Archive for September, 2007

Anne Fadiman At Large and At Small

Friday, September 14th, 2007

I have a special place in my heart for Anne Fadiman’s essays. Several years ago my husband bought me her first collection Ex Libris, and spent my birthday reading “Marrying Libraries” aloud to me under a rose arbor in a favorite park.

When I saw her new book at the library, I had to read it. Unlike her first collection of essays, this book does not have one theme throughout. Instead, she meanders through varied interests, and whether she is discussing biographies of Charles Lamb or flavors of ice cream, she engages, amuses and informs. Fadiman’s essay voice is so much like BubandPie’s blogging voice that I sometimes find myself uncertain, as I muse over a remembered quote, which of the two wrote it (and I mean that as a compliment to them both).

Fadiman’s book concludes with an essay describing her memory of seeing a boy drown when she was a teen. The essay does not fit with the rest of the book, or rather, it changes the rest of the book. Instead of a pleasant diversion, her book of essays acquires a darker edge, ending with a kind of mea culpa for the detached observant nature that writes and makes connections between seemingly unconnected things.

I am uncertain why the final essay was included, and I frankly wished it had not been.

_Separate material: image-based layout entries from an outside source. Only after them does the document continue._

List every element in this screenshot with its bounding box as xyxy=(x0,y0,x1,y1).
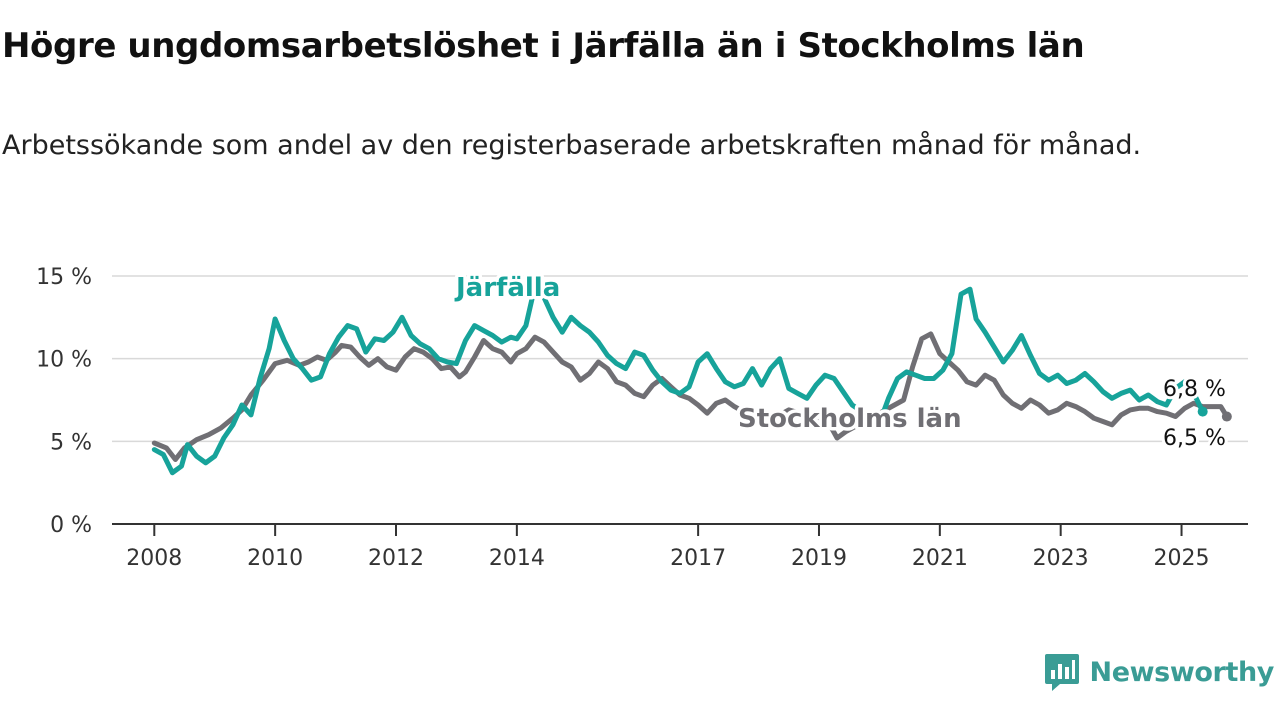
series-name-label: Järfälla xyxy=(454,273,560,303)
y-tick-label: 15 % xyxy=(36,265,92,290)
grid-lines xyxy=(112,275,1248,443)
series-end-point-jarfalla xyxy=(1197,406,1208,417)
x-tick-label: 2012 xyxy=(368,546,424,571)
x-tick-label: 2019 xyxy=(791,546,847,571)
x-tick-label: 2025 xyxy=(1154,546,1210,571)
x-tick-label: 2010 xyxy=(247,546,303,571)
series-name-label: Stockholms län xyxy=(738,404,962,434)
chart-subtitle: Arbetssökande som andel av den registerb… xyxy=(2,130,1142,161)
chart-title: Högre ungdomsarbetslöshet i Järfälla än … xyxy=(2,26,1085,66)
x-tick-label: 2023 xyxy=(1033,546,1089,571)
y-tick-label: 5 % xyxy=(50,430,92,455)
newsworthy-logo-icon xyxy=(1044,654,1079,691)
series-labels: Järfälla Stockholms län 6,8 % 6,5 % xyxy=(451,270,1229,455)
x-axis-ticks: 2008 2010 2012 2014 2017 2019 2021 2023 2025 xyxy=(126,524,1210,571)
end-value-label: 6,5 % xyxy=(1163,426,1226,451)
series-end-point-stockholms-lan xyxy=(1221,411,1232,422)
x-tick-label: 2021 xyxy=(912,546,968,571)
series-line-jarfalla xyxy=(151,283,1206,476)
end-value-label: 6,8 % xyxy=(1163,377,1226,402)
newsworthy-brand: Newsworthy xyxy=(1044,652,1274,692)
x-tick-label: 2008 xyxy=(126,546,182,571)
y-tick-label: 0 % xyxy=(50,513,92,538)
brand-name: Newsworthy xyxy=(1089,656,1275,688)
y-axis-tick-labels: 0 % 5 % 10 % 15 % xyxy=(36,265,92,538)
y-tick-label: 10 % xyxy=(36,348,92,373)
series-lines xyxy=(151,283,1232,476)
x-tick-label: 2017 xyxy=(670,546,726,571)
x-tick-label: 2014 xyxy=(489,546,545,571)
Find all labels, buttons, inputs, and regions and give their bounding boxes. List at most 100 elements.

Whether it was an extra bit included because there was no other place to put it, or it was a necessary catharsis for the author’s memory and emotions, or was included for more deliberate reasons, I think it was a mistake. The book generally maintains the tone of conversation between familiar friends, and the final essay ends the conversation on an abruptly tragic note. It would have been better developed into a separate book, or as a larger essay earlier and more integrated with the rest.

Ian Fleming Chitty Chitty Bang Bang

Thursday, September 13th, 2007

The famous author of the James Bond spy novels also wrote one children’s novel, a story about an unusual car rescued and restored by an eccentric family.

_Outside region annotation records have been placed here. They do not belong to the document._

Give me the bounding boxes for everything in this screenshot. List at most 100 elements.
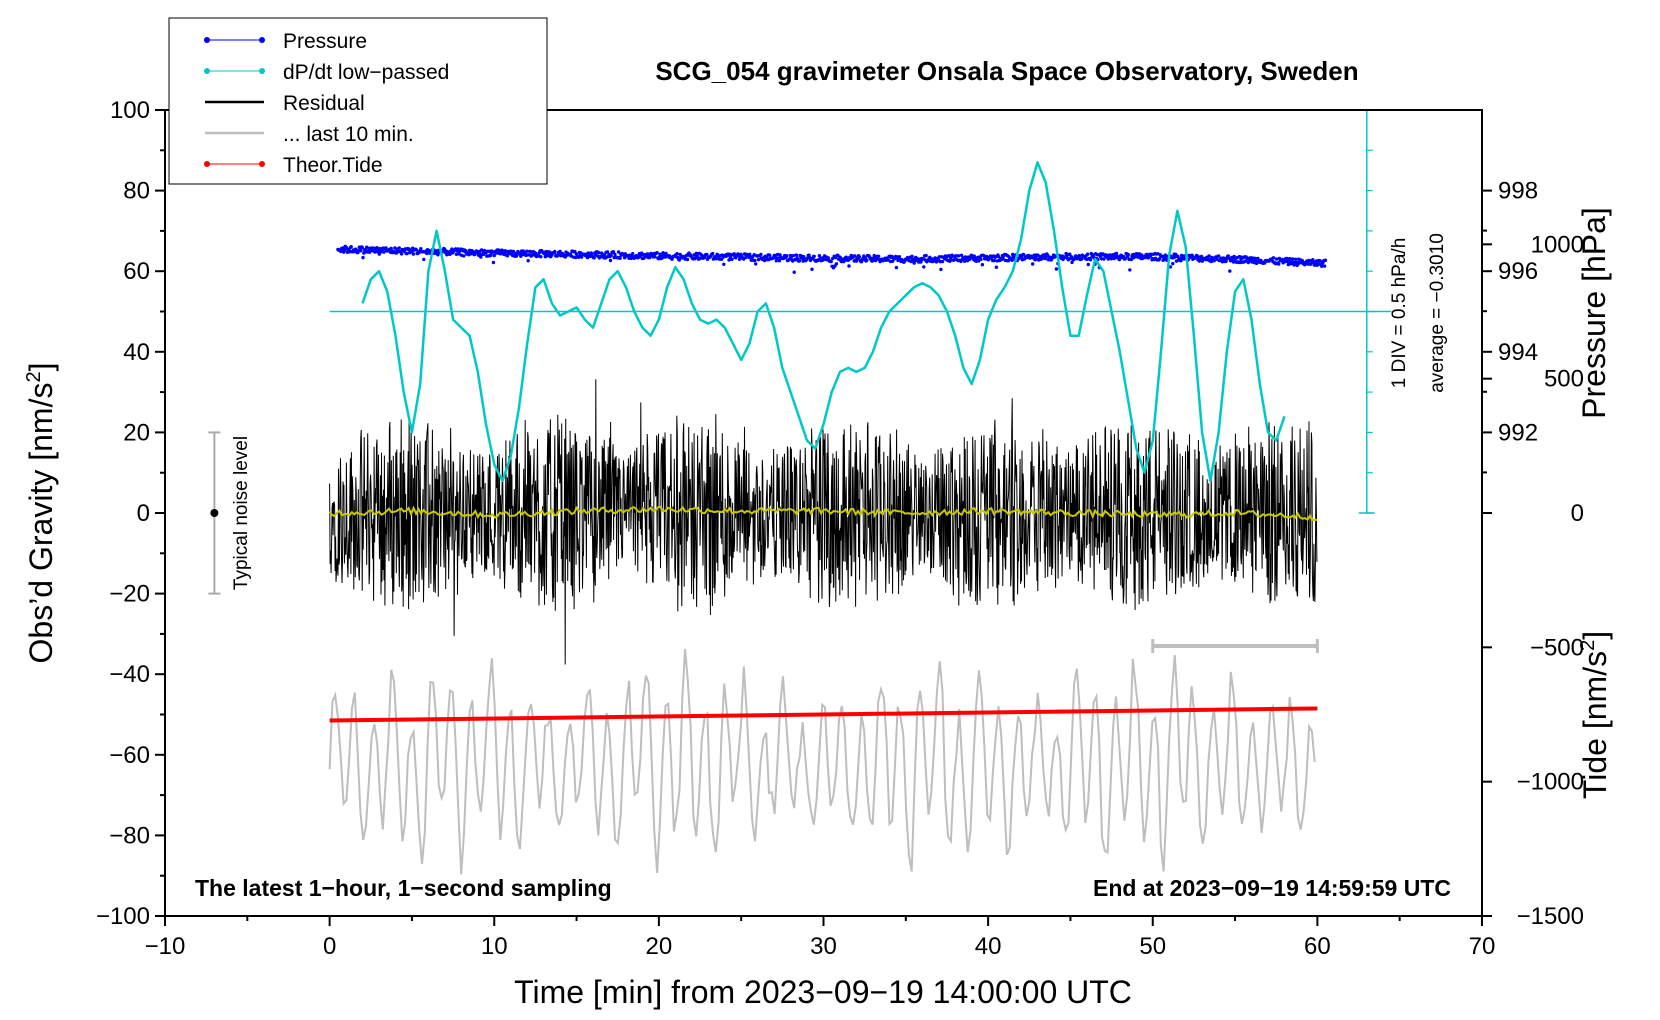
pressure-point — [685, 257, 690, 262]
pressure-point — [1207, 254, 1211, 258]
pressure-point — [1253, 256, 1257, 260]
pressure-point — [613, 252, 617, 256]
pressure-point — [1228, 269, 1232, 273]
pressure-point — [345, 246, 349, 250]
pressure-point — [1031, 262, 1035, 266]
y-tick-label: 40 — [123, 339, 150, 366]
x-tick-label: 40 — [975, 933, 1002, 960]
pressure-point — [711, 251, 715, 256]
pressure-point — [611, 250, 616, 254]
pressure-point — [677, 258, 682, 262]
legend-label: dP/dt low−passed — [283, 61, 449, 84]
tide-tick-label: 1000 — [1531, 231, 1584, 258]
pressure-point — [384, 246, 388, 250]
x-tick-label: 20 — [646, 933, 673, 960]
pressure-point — [479, 255, 483, 259]
y-axis-tide-label: Tide [nm/s2] — [1577, 631, 1613, 799]
legend-label: Theor.Tide — [283, 154, 383, 177]
pressure-point — [494, 251, 499, 255]
pressure-point — [1243, 259, 1248, 263]
pressure-point — [492, 253, 496, 258]
pressure-point — [419, 247, 423, 251]
dpdt-trace — [329, 109, 1392, 514]
x-tick-label: 50 — [1139, 933, 1166, 960]
pressure-point — [774, 259, 779, 263]
pressure-point — [792, 270, 796, 274]
pressure-point — [1102, 257, 1106, 261]
legend-label: Residual — [283, 92, 365, 115]
pressure-point — [596, 251, 601, 255]
pressure-point — [359, 249, 363, 253]
pressure-point — [1088, 258, 1093, 262]
pressure-point — [548, 250, 552, 254]
annotation-bottom-left: The latest 1−hour, 1−second sampling — [195, 875, 612, 901]
pressure-point — [812, 254, 816, 258]
x-tick-label: −10 — [145, 933, 186, 960]
pressure-point — [732, 252, 736, 256]
pressure-point — [377, 252, 381, 256]
pressure-point — [1217, 254, 1221, 258]
pressure-point — [1171, 261, 1175, 266]
legend-dot — [204, 68, 210, 74]
y-tick-label: −20 — [109, 581, 150, 608]
pressure-point — [574, 252, 579, 256]
legend-dot — [259, 37, 265, 43]
pressure-point — [980, 263, 985, 267]
pressure-point — [1079, 257, 1084, 261]
pressure-point — [748, 252, 752, 256]
dpdt-average-label: average = −0.3010 — [1427, 233, 1448, 393]
pressure-point — [997, 255, 1001, 259]
pressure-point — [1277, 262, 1281, 266]
pressure-point — [1256, 256, 1260, 261]
dpdt-line — [361, 161, 1286, 483]
pressure-point — [462, 254, 466, 258]
pressure-point — [500, 248, 504, 252]
pressure-point — [618, 256, 622, 260]
pressure-point — [422, 257, 426, 262]
y-axis-left: 100 80 60 40 20 0 −20 −40 −60 −80 −100 — [96, 97, 165, 930]
pressure-point — [791, 253, 796, 258]
pressure-point — [894, 265, 899, 270]
x-axis-label: Time [min] from 2023−09−19 14:00:00 UTC — [514, 974, 1132, 1010]
pressure-point — [1212, 259, 1216, 263]
pressure-point — [631, 252, 635, 256]
pressure-point — [454, 252, 459, 256]
pressure-point — [756, 257, 761, 262]
residual-line — [329, 379, 1318, 665]
pressure-point — [992, 258, 996, 263]
pressure-point — [1126, 252, 1131, 257]
pressure-point — [1086, 262, 1091, 267]
pressure-point — [694, 251, 699, 255]
pressure-point — [608, 258, 613, 263]
pressure-point — [436, 253, 440, 257]
y-tick-label: 60 — [123, 258, 150, 285]
pressure-point — [1294, 257, 1298, 261]
pressure-point — [1022, 253, 1026, 257]
pressure-point — [919, 260, 923, 264]
y-axis-pressure-label: Pressure [hPa] — [1576, 207, 1612, 419]
pressure-point — [794, 253, 799, 257]
y-tick-label: −100 — [96, 903, 150, 930]
residual-trace — [329, 379, 1318, 665]
pressure-point — [411, 252, 416, 256]
pressure-point — [1199, 254, 1204, 259]
pressure-point — [1232, 254, 1236, 259]
pressure-point — [1174, 259, 1179, 263]
pressure-point — [539, 255, 543, 259]
pressure-point — [576, 255, 581, 259]
pressure-point — [753, 258, 757, 263]
pressure-point — [957, 254, 961, 258]
y-axis-left-label-sup: 2 — [23, 371, 45, 382]
pressure-point — [777, 259, 782, 263]
pressure-point — [1068, 252, 1072, 256]
y-axis-pressure: 998 996 994 992 — [1482, 178, 1538, 474]
y-tick-label: 20 — [123, 419, 150, 446]
pressure-point — [590, 252, 594, 256]
y-axis-tide: 1000 500 0 −500 −1000 −1500 — [1482, 231, 1584, 930]
pressure-point — [464, 249, 468, 253]
pressure-point — [897, 255, 902, 259]
pressure-point — [605, 250, 610, 254]
pressure-point — [361, 255, 365, 260]
pressure-point — [922, 265, 926, 269]
pressure-point — [1077, 253, 1082, 258]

Caractacus Potts is an impecunious inventor who finally has a success with a new kind of candy. With the profits from his invention, he and his wife and son and daughter decide to buy a car. After looking around, they find an elegant old junker and decide to bring it home.

A car so well-built, so carefully restored and so loved proves to be more than meets the eye, and with Chitty Chitty Bang Bang, as they name the car, magical things begin to happen. Chitty takes the Potts on several suspenseful adventures, each chapter ending in a cliffhanger. If you make this the kids’ bedtime book, expect a lot of complaints when you stop at the end of the chapter.

Fleming maintains an innocent lack of realism in Chitty. Throughout the story, even with its suspense and many dangers, there is an assumption that no one would really hurt the children. Criminals kidnap them, but, despite threatening them with harm, are too tenderhearted to wake the children from their nap.

The book is delightful, and unusual in its appeal to both girls and boys. It deserves to be a children’s classic, and deserved a better movie than the one it got.